Structure and photo-induced volume changes of obliquely deposited amorphous selenium

TL;DR

This study uses atomic scale simulations to explore how oblique deposition affects the structure and photo-induced volume changes in amorphous selenium films, revealing defect formation and structural dynamics.

Contribution

It provides new insights into the microscopic mechanisms of photo-induced changes in obliquely deposited chalcogenide glasses, highlighting the role of voids and defects.

Findings

Obliquely deposited films have more defects and larger voids.

Photo excitation causes covalent and interchain bond breakage.

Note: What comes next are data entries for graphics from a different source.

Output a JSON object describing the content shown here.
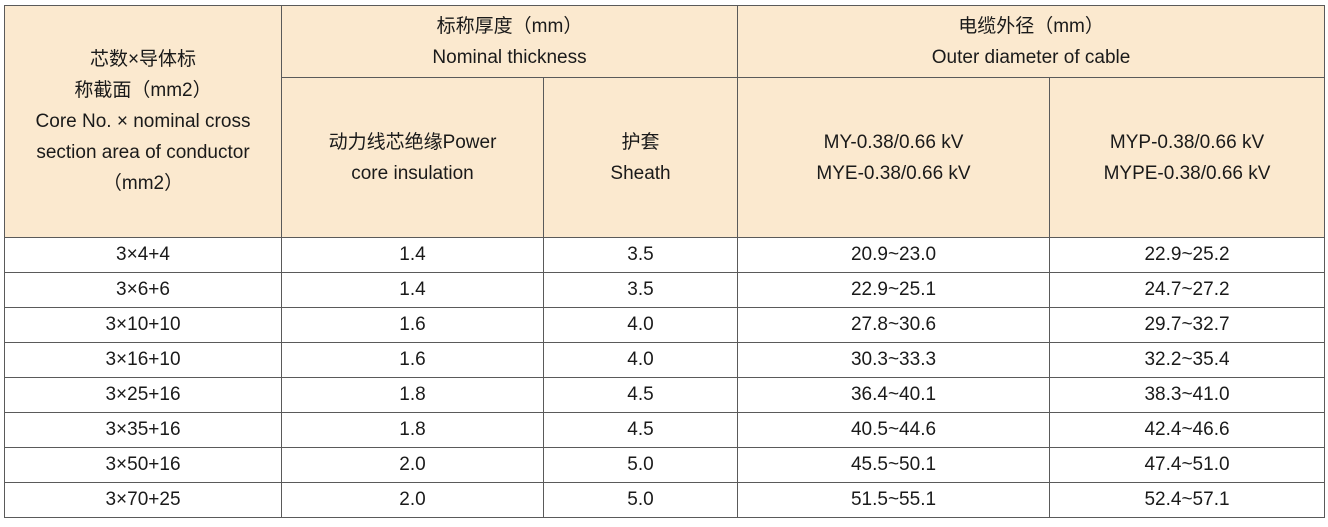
{
  "headers": {
    "core": {
      "lines": [
        "芯数×导体标",
        "称截面（mm2）",
        "Core No. × nominal cross",
        "section area of conductor",
        "（mm2）"
      ]
    },
    "nominal_thickness": {
      "lines": [
        "标称厚度（mm）",
        "Nominal thickness"
      ]
    },
    "outer_diameter": {
      "lines": [
        "电缆外径（mm）",
        "Outer diameter of cable"
      ]
    },
    "power_core_insulation": {
      "lines": [
        "动力线芯绝缘Power",
        "core insulation"
      ]
    },
    "sheath": {
      "lines": [
        "护套",
        "Sheath"
      ]
    },
    "my": {
      "lines": [
        "MY-0.38/0.66 kV",
        "MYE-0.38/0.66 kV"
      ]
    },
    "myp": {
      "lines": [
        "MYP-0.38/0.66 kV",
        "MYPE-0.38/0.66 kV"
      ]
    }
  },
  "rows": [
    {
      "core": "3×4+4",
      "insulation": "1.4",
      "sheath": "3.5",
      "my": "20.9~23.0",
      "myp": "22.9~25.2"
    },
    {
      "core": "3×6+6",
      "insulation": "1.4",
      "sheath": "3.5",
      "my": "22.9~25.1",
      "myp": "24.7~27.2"
    },
    {
      "core": "3×10+10",
      "insulation": "1.6",
      "sheath": "4.0",
      "my": "27.8~30.6",
      "myp": "29.7~32.7"
    },
    {
      "core": "3×16+10",
      "insulation": "1.6",
      "sheath": "4.0",
      "my": "30.3~33.3",
      "myp": "32.2~35.4"
    },
    {
      "core": "3×25+16",
      "insulation": "1.8",
      "sheath": "4.5",
      "my": "36.4~40.1",
      "myp": "38.3~41.0"
    },
    {
      "core": "3×35+16",
      "insulation": "1.8",
      "sheath": "4.5",
      "my": "40.5~44.6",
      "myp": "42.4~46.6"
    },
    {
      "core": "3×50+16",
      "insulation": "2.0",
      "sheath": "5.0",
      "my": "45.5~50.1",
      "myp": "47.4~51.0"
    },
    {
      "core": "3×70+25",
      "insulation": "2.0",
      "sheath": "5.0",
      "my": "51.5~55.1",
      "myp": "52.4~57.1"
    }
  ]
}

Void-rich samples exhibit significant structural and volume changes.

Abstract

Atomic scale computer simulations on structures and photo induced volume changes of flatly and obliquely deposited amorphous selenium films have been carried out in order to understand how the properties of chalcogenide glasses are influenced by their preparation method. Obliquely deposited a-Se thin films contain more coordination defects, larger voids than the flatly deposited ones. To model the photo induced volume changes the electron excitation and hole creation were treated independently within the framework of tight-binding formalism. Covalent and interchain bond breakings and formations were found. The obliquely deposited samples containing voids showed a wide spectrum of photo induced structural changes in microscopic and volume changes in macroscopic levels.